L’intelligence
par
Francis JAMMES
UN jour, les livres où étaient les pensées des hommes disparurent par enchantement.
Alors, de grands savants s’assemblèrent; ceux qui sont dans la mathématique, la physique, la chimie, l’astronomie, la poésie, l’histoire et autres sciences et lettres.
Ils tinrent conseil et dirent :
– Nous sommes les dépositaires du génie humain; nous allons nous rappeler, pour les graver sur un marbre immortel, les inventions les plus belles des savants et des poètes; mais seulement celles qui représentent, depuis que le monde existe, les plus hauts sommets de l’entendement.
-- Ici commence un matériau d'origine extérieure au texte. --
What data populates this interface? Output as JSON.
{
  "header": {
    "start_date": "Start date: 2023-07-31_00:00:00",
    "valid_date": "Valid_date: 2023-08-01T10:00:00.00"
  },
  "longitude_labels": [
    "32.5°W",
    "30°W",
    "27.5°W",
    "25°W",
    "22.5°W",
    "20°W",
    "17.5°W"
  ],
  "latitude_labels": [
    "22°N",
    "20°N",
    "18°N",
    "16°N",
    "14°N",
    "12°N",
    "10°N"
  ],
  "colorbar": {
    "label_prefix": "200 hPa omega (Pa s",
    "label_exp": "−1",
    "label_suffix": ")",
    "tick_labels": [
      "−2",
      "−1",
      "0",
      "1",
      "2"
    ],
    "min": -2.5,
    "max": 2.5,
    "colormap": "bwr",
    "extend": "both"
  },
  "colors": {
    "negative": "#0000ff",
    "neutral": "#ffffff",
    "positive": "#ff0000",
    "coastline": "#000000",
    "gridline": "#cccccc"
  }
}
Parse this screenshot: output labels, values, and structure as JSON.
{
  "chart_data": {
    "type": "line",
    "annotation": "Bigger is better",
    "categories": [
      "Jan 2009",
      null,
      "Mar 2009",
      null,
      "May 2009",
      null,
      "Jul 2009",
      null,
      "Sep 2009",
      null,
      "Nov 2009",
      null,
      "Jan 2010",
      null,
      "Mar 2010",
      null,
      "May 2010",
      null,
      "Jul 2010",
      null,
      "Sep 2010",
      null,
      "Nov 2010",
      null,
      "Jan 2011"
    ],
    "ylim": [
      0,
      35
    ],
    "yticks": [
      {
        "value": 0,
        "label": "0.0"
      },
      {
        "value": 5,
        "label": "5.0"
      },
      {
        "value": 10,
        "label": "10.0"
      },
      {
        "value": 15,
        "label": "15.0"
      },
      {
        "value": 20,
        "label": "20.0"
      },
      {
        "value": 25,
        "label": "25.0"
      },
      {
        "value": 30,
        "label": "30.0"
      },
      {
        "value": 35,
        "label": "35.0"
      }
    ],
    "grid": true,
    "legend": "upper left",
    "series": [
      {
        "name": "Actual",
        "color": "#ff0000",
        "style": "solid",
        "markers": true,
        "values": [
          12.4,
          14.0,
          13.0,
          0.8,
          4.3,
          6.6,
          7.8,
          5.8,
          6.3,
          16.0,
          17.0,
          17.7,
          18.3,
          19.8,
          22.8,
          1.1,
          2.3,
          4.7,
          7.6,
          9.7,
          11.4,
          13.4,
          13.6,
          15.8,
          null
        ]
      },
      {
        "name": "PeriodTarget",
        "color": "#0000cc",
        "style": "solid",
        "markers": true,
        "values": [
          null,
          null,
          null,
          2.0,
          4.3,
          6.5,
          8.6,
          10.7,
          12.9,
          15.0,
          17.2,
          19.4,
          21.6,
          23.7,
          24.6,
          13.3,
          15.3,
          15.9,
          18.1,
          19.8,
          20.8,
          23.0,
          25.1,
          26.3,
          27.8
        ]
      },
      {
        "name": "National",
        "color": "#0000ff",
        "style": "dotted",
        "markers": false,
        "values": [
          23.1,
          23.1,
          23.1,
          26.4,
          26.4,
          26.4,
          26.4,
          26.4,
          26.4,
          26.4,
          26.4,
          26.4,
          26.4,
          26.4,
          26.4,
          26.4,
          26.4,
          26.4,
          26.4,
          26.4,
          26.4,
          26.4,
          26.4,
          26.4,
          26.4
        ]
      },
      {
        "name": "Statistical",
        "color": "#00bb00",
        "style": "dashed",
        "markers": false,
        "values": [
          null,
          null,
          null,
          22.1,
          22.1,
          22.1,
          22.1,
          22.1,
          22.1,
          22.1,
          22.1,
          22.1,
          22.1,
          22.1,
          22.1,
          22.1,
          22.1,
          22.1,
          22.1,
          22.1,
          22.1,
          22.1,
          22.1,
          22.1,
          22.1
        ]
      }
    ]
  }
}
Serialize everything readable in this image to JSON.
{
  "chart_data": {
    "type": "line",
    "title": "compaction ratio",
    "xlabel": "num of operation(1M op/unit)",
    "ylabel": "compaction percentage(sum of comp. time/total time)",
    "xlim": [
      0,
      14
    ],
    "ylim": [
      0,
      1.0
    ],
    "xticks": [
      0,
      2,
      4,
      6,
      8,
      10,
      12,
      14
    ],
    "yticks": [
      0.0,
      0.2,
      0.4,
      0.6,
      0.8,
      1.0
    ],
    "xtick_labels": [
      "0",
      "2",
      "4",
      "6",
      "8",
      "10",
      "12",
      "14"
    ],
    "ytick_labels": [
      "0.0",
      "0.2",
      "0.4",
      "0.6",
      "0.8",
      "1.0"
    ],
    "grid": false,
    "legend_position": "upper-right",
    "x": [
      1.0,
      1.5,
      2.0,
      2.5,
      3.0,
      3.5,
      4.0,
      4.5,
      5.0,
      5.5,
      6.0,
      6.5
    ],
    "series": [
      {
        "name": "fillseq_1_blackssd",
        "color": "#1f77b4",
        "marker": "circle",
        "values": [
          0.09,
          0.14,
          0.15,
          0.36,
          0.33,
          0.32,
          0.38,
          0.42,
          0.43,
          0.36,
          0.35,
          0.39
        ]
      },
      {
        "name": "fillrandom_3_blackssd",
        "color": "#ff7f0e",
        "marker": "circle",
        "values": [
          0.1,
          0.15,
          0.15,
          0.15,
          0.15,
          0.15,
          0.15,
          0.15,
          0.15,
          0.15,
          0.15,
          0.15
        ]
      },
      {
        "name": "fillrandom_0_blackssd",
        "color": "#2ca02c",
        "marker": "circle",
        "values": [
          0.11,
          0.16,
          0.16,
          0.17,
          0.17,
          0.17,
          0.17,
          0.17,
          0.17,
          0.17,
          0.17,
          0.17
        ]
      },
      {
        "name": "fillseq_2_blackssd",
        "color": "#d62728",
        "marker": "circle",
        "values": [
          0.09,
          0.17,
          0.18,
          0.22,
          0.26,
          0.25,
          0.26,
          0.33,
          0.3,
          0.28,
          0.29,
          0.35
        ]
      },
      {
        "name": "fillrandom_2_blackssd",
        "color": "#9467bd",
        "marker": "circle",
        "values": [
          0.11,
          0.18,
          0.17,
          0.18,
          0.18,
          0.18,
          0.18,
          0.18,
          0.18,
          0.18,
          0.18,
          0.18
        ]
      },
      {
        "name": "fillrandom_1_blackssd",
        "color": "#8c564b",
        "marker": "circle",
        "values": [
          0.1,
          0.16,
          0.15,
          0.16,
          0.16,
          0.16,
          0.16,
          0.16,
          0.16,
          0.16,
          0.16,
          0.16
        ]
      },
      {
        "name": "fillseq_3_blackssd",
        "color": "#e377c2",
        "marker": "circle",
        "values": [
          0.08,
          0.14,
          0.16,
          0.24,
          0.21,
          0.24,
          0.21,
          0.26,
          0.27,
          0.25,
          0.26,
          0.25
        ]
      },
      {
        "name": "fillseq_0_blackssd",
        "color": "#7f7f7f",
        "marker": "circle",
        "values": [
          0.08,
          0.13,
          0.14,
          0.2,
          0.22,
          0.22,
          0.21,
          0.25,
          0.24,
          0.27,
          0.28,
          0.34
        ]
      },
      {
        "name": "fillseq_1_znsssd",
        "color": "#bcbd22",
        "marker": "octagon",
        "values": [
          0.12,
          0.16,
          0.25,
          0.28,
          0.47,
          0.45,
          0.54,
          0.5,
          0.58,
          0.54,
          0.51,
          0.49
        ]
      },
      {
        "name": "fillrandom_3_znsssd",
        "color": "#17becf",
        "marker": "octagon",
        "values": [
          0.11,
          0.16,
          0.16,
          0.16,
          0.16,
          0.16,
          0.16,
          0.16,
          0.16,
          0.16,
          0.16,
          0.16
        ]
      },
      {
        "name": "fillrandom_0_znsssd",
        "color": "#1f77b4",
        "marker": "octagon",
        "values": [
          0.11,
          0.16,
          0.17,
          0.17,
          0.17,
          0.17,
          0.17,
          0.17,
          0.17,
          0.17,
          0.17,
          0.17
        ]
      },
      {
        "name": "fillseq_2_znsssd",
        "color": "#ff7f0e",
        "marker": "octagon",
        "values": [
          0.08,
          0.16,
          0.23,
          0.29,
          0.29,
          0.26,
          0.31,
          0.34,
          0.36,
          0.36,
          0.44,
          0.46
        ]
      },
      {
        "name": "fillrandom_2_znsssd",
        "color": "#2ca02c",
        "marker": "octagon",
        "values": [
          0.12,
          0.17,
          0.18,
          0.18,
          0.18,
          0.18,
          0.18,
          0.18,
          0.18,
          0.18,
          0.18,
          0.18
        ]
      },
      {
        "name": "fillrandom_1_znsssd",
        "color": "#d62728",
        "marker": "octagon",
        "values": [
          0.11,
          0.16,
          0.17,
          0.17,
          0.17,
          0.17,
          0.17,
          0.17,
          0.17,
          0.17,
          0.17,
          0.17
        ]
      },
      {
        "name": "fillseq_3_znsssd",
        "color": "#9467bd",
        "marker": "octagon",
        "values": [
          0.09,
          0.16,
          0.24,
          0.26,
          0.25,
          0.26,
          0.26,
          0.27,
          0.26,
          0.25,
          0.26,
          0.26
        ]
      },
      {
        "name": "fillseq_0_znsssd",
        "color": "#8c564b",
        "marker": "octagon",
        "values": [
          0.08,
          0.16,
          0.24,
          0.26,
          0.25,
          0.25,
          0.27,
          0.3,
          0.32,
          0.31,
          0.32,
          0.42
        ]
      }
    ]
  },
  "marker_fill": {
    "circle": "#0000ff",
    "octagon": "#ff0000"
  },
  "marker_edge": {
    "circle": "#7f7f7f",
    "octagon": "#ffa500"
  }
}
Pascal n’aura droit qu’à une pensée; Newton qu’à une étoile; Darwin qu’à un insecte; Galilée qu’à un grain de poussière; Tolstoï qu’à une charité; Henri Heine qu’à un vers; Shakespeare qu’à un cri; Wagner qu’à une note...
Et alors, comme ils se recueillaient pour ressaisir en leurs mémoires les chefs-d’œuvre indispensables à la consécration de l’homme, ils sentirent avec effroi que leurs têtes étaient vides.
Francis JAMMES, Le roman du lièvre, 1946.